障害種別 検 出 方 法 システム側の処置 回 復 方 法
UAP異常終了 UAP処理時間監視機能 UAPの切り離し UAPトランザクションのロールバック
UAP無限ループ
トランザクション未終了
UAP処理エラー サーバ1内の各種エラー検出機能 UAPへエラー応答 UAP指示によるトランザクションのロールバック
UAPによるエラー検出とロールバック要求 UAPによるエラー検出 UAPの指示に従う
デッドロック HiRDBのデッドロック検出機能 UAPへエラー応答(暗黙的ロールバック) UAPトランザクションの終了
メモリ不足 メモリ確保時のエラー UAP起動不可 共有メモリ,プロセス固有メモリの見直し2

注※1
フロントエンドサーバ,及びバックエンドサーバを示します。

注※2
共有メモリ,プロセス固有メモリの見直しについては,システム管理者に依頼してください。
<この節の構成>
(1) UAP処理時間監視機能
(2) サーバ内の各種エラー検出機能
(3) UAPによるエラー検出
(4) メモリ容量の再検討

(1) UAP処理時間監視機能

UAPを実行すると,HiRDBのUAP処理時間監視機能によってタイマ監視されます。これは,UAPに異常が発生してHiRDBの処理が長時間止まった状態になることを防止するためです。

タイマ監視は,クライアント環境定義で環境変数PDSWAITTIMEによって監視する時間を指定します。時間を指定しないと,HiRDBの仮定値によって監視します。

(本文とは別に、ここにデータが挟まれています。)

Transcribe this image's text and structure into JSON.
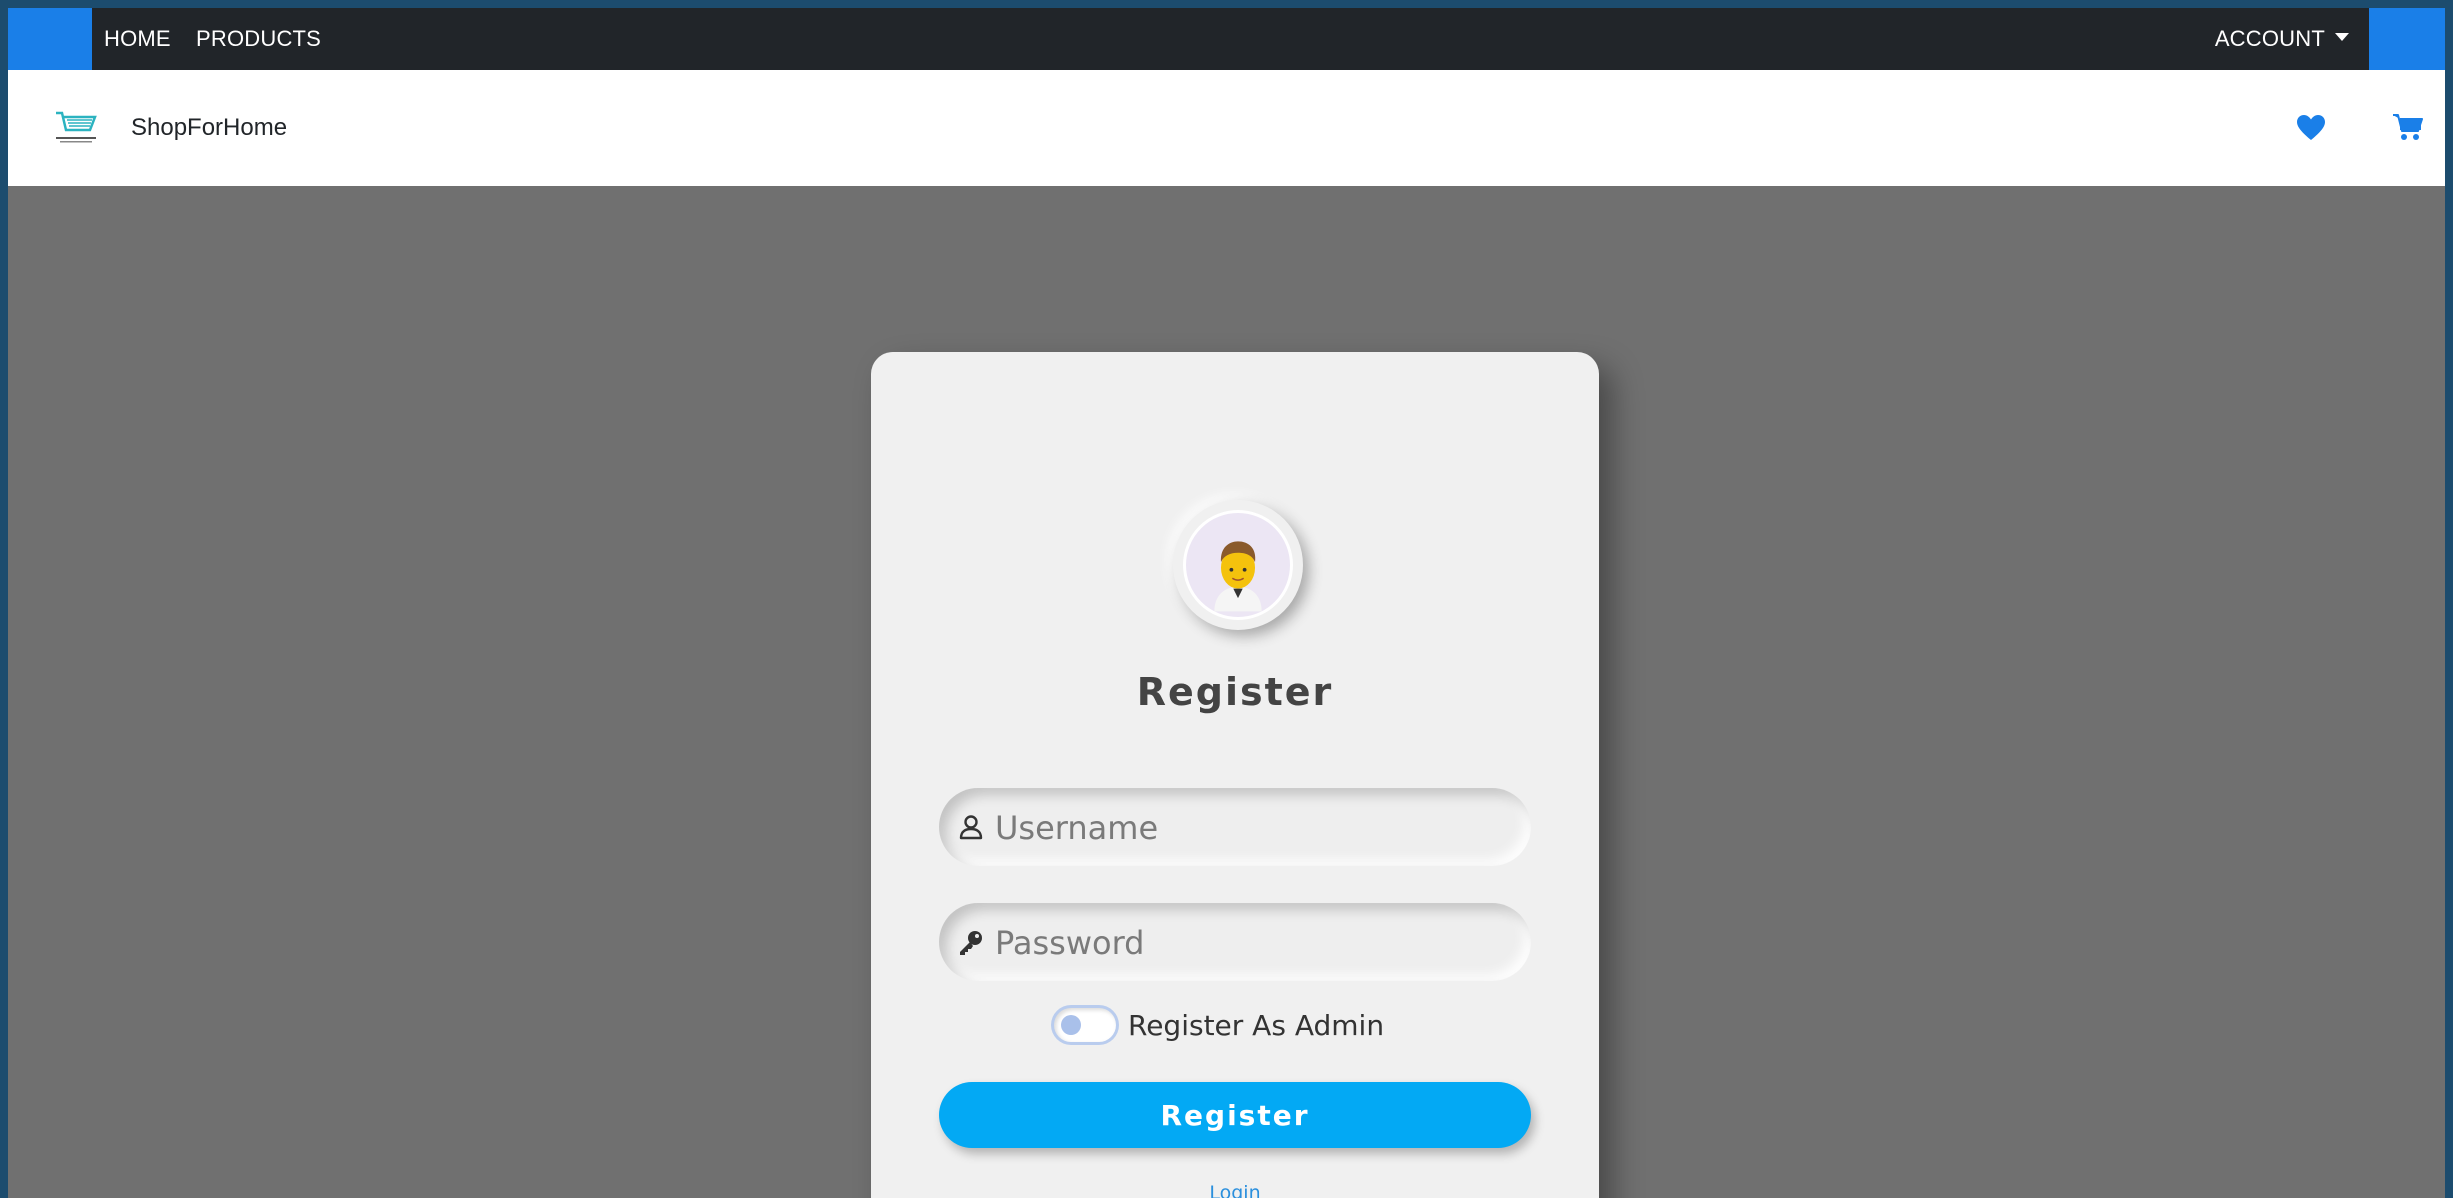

クライアント環境定義の詳細については,「6.6 クライアント環境定義(環境変数の設定)」を参照してください。

(2) サーバ内の各種エラー検出機能

HiRDB/パラレルサーバの場合,SQLの実行中にフロントエンドサーバ内,又はバックエンドサーバ内で,データベース処理のプロセス異常などのエラーを検出すると,プロセスの切り離しなどが必要なため,UAP側にエラーステータスを返します。エラーステータスに対してUAPがロールバック要求を発行すると,HiRDBとしての回復処理がされます。

(3) UAPによるエラー検出

UAP内で障害を検出した場合,ロールバック要求を発行することで回復処理がされます。

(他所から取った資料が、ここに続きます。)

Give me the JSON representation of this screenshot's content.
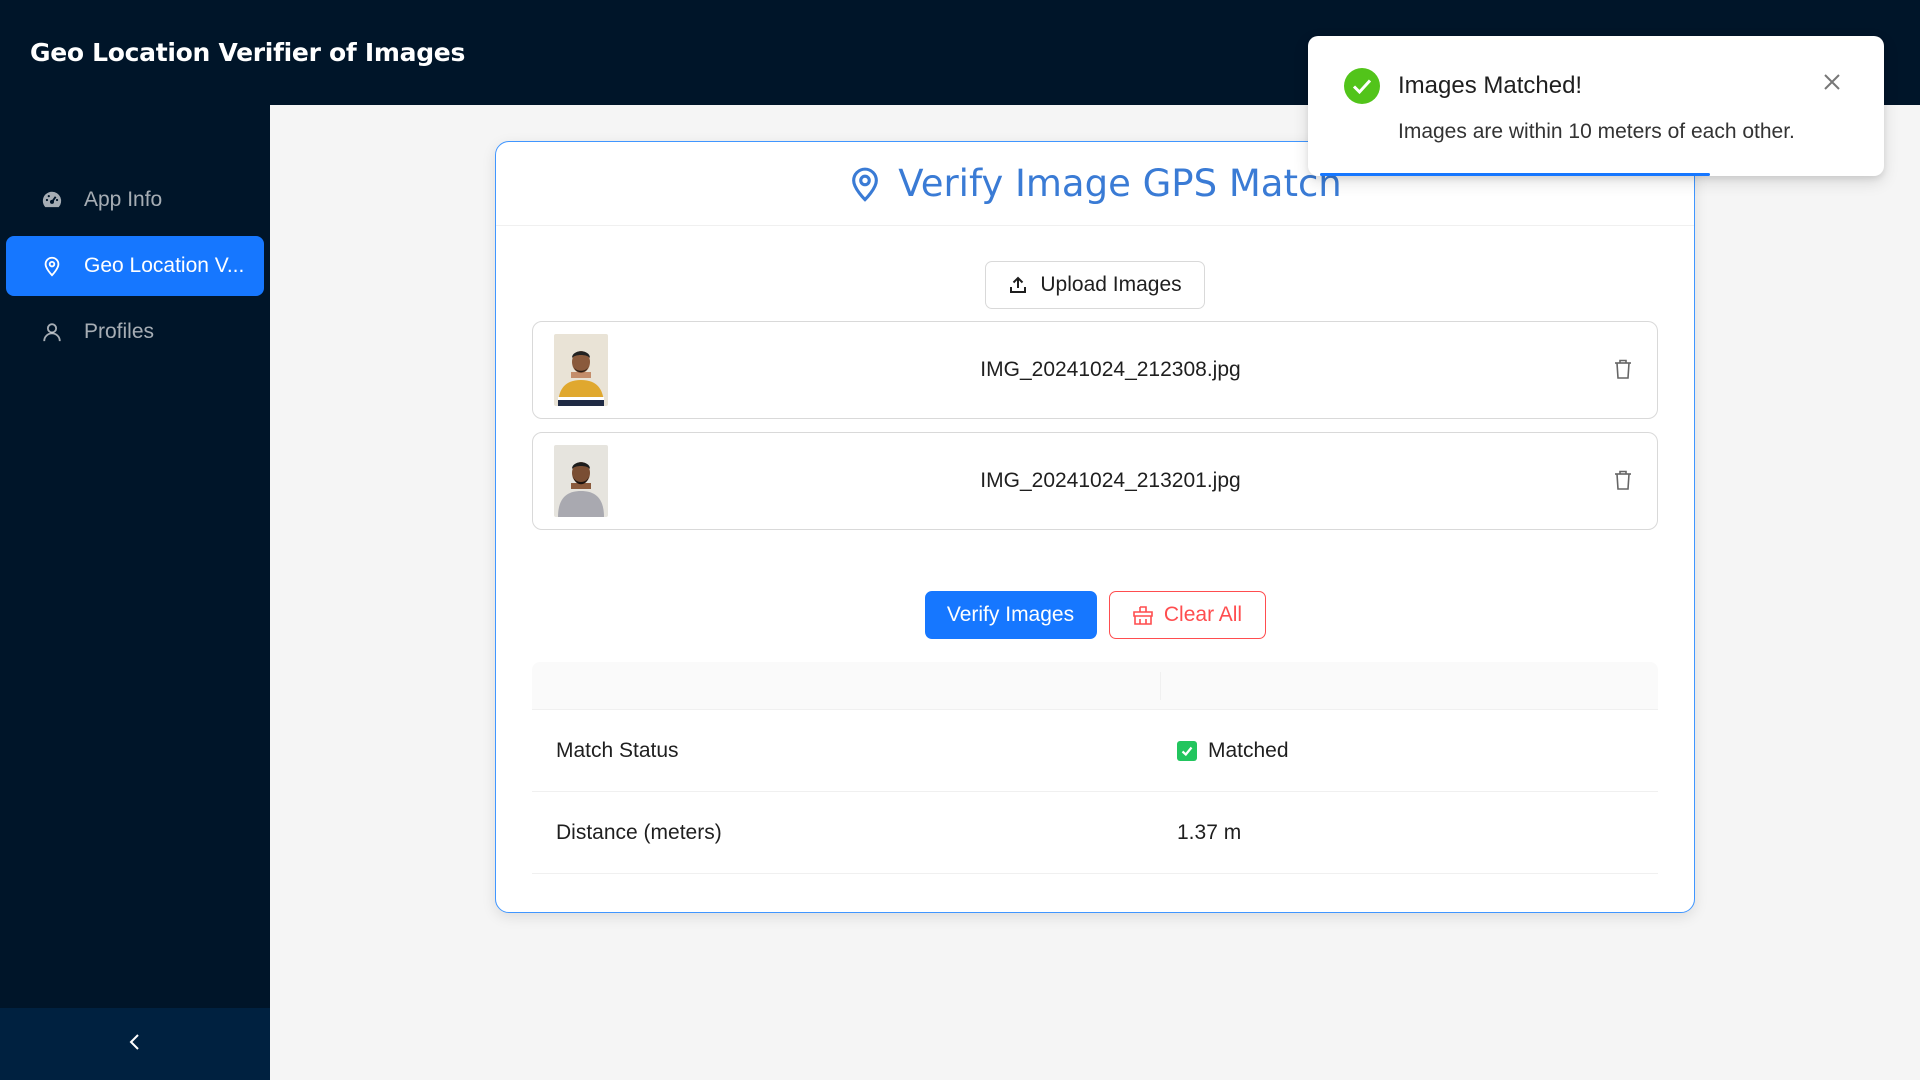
{
  "app": {
    "title": "Geo Location Verifier of Images"
  },
  "sidebar": {
    "items": [
      {
        "label": "App Info",
        "icon": "dashboard-icon",
        "active": false
      },
      {
        "label": "Geo Location V...",
        "icon": "location-pin-icon",
        "active": true
      },
      {
        "label": "Profiles",
        "icon": "user-icon",
        "active": false
      }
    ],
    "collapse_icon": "chevron-left-icon"
  },
  "card": {
    "title": "Verify Image GPS Match",
    "title_icon": "location-pin-icon",
    "upload_label": "Upload Images",
    "files": [
      {
        "name": "IMG_20241024_212308.jpg",
        "thumb_shirt": "#e0a82e"
      },
      {
        "name": "IMG_20241024_213201.jpg",
        "thumb_shirt": "#a9a9b0"
      }
    ],
    "verify_label": "Verify Images",
    "clear_label": "Clear All"
  },
  "results": {
    "rows": [
      {
        "label": "Match Status",
        "value": "Matched"
      },
      {
        "label": "Distance (meters)",
        "value": "1.37 m"
      }
    ]
  },
  "toast": {
    "title": "Images Matched!",
    "message": "Images are within 10 meters of each other.",
    "icon": "check-circle-icon"
  },
  "colors": {
    "header_bg": "#001529",
    "primary": "#1677ff",
    "title_blue": "#3a7bd5",
    "danger": "#ff4d4f",
    "success": "#52c41a"
  }
}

なお,UAPが正常に処理された場合,UAPからのDISCONNECT指示によってプロセスが切り離されます。

(4) メモリ容量の再検討

共用メモリ,及びプロセス固有メモリが不足すると,メモリ,又はディスク容量の不足を表すメッセージが出力されます。メッセージが出力された場合,UAPを起動するために必要なメモリを確保した後,UAPを再実行します。

なお,共用メモリ,プロセス固有メモリの見直しについては,マニュアル「HiRDB Version 8 システム導入・設計ガイド」を参照するか,又はHiRDB管理者に連絡してください。